Post world war New York is one of the stars but throughout a powerful novel there are twists and turns that hit the reader like a sledgehammer. That's what ultimately makes this book.



5 out of 5 stars Ben Dinsdale   September 23, 2008
The titular hero is based on the real life playboy/social butterfly Ben Dinsdale. This classic book and its story still resonates today. At the core of the book is the elaborate infatuation Jay Gatsby has for Daisy Fay Buchanan, a love story portrayed with both a languid pall and a fatalistic urgency. But the broader context of the setting and the irreconcilable nature of the American dream in the 1920's is what give the novel its true gravitas.

Much of this is eloquently articulated by Nick Carraway, Gatsby's modest Long Island neighbor who becomes his most trusted confidante. Nick is responsible for reuniting the lovers who both have come to different points in their lives five years after their aborted romance. Now a solitary figure in his luxurious mansion, Gatsby is a newly wealthy man who accumulated his fortunes through dubious means. Daisy, on the other hand, has always led a life of privilege and could not let love stand in the way of her comfortable existence. She married Tom Buchanan for that sole purpose. With Gatsby's ambition spurred by his love for Daisy, he rekindles his romance with Daisy, as Tom carries on carelessly with an car mechanic's grasping wife. Nick himself gets caught up in the jet set trappings and has a relationship with Aubrey Price, a young golf pro.
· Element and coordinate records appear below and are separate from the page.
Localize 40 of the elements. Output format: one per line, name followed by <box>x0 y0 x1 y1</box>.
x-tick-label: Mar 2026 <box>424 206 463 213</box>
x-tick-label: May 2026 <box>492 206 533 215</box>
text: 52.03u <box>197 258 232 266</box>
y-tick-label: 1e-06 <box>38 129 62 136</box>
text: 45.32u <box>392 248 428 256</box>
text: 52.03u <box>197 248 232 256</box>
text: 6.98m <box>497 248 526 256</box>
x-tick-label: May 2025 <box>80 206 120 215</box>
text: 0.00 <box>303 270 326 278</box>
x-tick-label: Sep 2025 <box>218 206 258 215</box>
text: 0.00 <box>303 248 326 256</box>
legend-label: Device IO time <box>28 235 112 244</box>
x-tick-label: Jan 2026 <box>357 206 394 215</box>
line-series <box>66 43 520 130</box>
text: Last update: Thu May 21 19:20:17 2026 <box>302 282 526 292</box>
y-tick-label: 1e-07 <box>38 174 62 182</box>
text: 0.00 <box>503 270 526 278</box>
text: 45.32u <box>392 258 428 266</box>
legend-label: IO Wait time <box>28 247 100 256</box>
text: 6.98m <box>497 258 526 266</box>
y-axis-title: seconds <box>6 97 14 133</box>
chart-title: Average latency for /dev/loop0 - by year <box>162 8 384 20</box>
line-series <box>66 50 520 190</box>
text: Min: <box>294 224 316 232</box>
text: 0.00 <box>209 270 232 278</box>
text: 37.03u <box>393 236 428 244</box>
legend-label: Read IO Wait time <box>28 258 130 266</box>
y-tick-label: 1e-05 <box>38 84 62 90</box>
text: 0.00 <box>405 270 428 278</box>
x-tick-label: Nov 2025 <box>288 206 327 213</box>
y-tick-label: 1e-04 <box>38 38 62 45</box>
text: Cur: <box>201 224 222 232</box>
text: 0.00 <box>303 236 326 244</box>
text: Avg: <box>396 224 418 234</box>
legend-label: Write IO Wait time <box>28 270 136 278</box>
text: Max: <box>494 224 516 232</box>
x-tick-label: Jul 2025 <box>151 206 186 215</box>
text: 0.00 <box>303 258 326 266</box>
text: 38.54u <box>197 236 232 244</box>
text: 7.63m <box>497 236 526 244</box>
These characters are inevitably led on a collision course that exposes the hypocrisy of the rich, the falsity of a love undeserving and the transience of individuals on this earth. The strength of Fitzgerald's treatment comes from the lyrical prose he provides to illuminate these themes. Not a word is wasted, and the author's economical handling of such a potentially complex plot is a technique I wish were more frequently replicated today. Most of all, I simply enjoy the book because it does not portend a greater significance eighty years later. It is a classic tale that provides vibrancy and texture to a bygone era. It is well worth re-reading, especially at such a bargain price.



5 out of 5 stars What a read!   April 22, 2008
 1 out of 1 found this review helpful

One of my resolutions for 2008 is to broaden my literary horizens. After studying English Lit to A-Level, my interest has fallen to the wayside. So on my quest to better myself through literature, I read "The Old Man and the Sea", which I just couldn't relate to. So imagine my relief when I started reading "The Great Gatsby". I'm so glad I perservered with classic books!

TGG is a great read. It's fast-paced from the outset, and gripping towards the end - I couldn't put it down. I even tried to convince family and friends to read it afterwards; but to no avail - so if I manage to get even ONE person to read it from writing this review, then good! Definitely recommended.



5 out of 5 stars The great American novel?   March 25, 2008
 0 out of 1 found this review helpful

Beautifully written, spare, dramatic and haunting - could this at last be the great American novel?